Massachusetts Dog Bites and Injuries
Every year, approximately 4.5 million people are injured by dogs in the United States. Unfortunately, nearly 800,000 of those incidents require serious medical attention, and many of these injuries occur in Massachusetts. Injuries caused by dogs include those that occur from dog bites as well as the serious injuries arising from collisions caused by dogs – frequently with the elderly, children, and cyclists. Dog bites can cause wounds, permanent disfigurement and scarring, and even death. Dog collisions can cause fractures and sprains, as well as brain injuries and concussions. These injuries often lead to severe pain and suffering, as well as psychological trauma.
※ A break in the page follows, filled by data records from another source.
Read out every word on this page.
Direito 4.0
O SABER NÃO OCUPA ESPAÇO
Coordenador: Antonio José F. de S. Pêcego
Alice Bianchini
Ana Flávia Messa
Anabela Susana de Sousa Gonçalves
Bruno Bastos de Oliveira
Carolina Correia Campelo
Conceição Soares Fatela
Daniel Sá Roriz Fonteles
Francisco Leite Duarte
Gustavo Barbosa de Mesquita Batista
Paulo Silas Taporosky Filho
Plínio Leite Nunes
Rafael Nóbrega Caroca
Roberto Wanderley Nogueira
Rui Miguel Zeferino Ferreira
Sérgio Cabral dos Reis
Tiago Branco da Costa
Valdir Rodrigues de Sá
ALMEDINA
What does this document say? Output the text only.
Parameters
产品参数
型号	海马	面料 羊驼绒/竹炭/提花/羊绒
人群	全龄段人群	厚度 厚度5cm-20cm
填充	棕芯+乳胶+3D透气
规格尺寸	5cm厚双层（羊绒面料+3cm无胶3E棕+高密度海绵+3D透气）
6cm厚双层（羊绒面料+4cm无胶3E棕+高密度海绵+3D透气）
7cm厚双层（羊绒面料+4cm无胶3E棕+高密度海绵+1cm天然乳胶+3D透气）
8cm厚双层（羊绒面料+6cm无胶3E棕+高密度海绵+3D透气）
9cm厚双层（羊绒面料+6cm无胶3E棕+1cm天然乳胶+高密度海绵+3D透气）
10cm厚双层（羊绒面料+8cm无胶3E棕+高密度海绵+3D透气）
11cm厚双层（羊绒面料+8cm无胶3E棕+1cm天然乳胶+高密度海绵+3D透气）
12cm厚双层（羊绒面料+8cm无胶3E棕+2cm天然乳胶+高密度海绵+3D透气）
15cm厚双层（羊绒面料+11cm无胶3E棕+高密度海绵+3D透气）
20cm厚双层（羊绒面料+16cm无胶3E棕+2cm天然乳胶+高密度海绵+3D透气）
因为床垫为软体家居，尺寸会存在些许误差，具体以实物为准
At Harriman Law, we are admittedly dog lovers. When it comes to Massachusetts Dog Injury law, however, it is important to understand that your claim to recover compensation for the harm you incurred as a result of a dog bite or injury is against the owner or keeper of the dog (or their insurance carrier) and not, in any way, against the dog itself. If you are injured by a dog bite or as the result of a dog collision, you have a right to seek compensation for, at a minimum:
- Your medical bills and expenses
- Your injury and any temporary or permanent impairment, disability, scarring, or disfigurement it caused
- The past, present, and future impairment to your earning capacity (including your lost wages)
- Your pain and suffering
Massachusetts is a strict liability state when it comes to all injuries caused by dogs – including those caused by dog bites and dog collisions. Pursuant to the Massachusetts Dog Injury statute, (M.G.L. c. 140, §155), a dog owner is civilly liable for your injuries if his or her dog bites or injures you in any way. It is not necessary to prove that the dog’s owner acted negligently or even knew in advance that the dog was likely to cause an injury due to a pattern of vicious behavior. To recover under Massachusetts law, you must only prove that you were harmed by the dog, that you were not teasing, tormenting, or abusing the dog, and that you were not trespassing at the time the injury occurred. If your minor child under seven years of age has been injured by a dog bite or collision, the Massachusetts Dog Injury statute presumes your child was not teasing, tormenting, or abusing the dog at the time the injury occurred.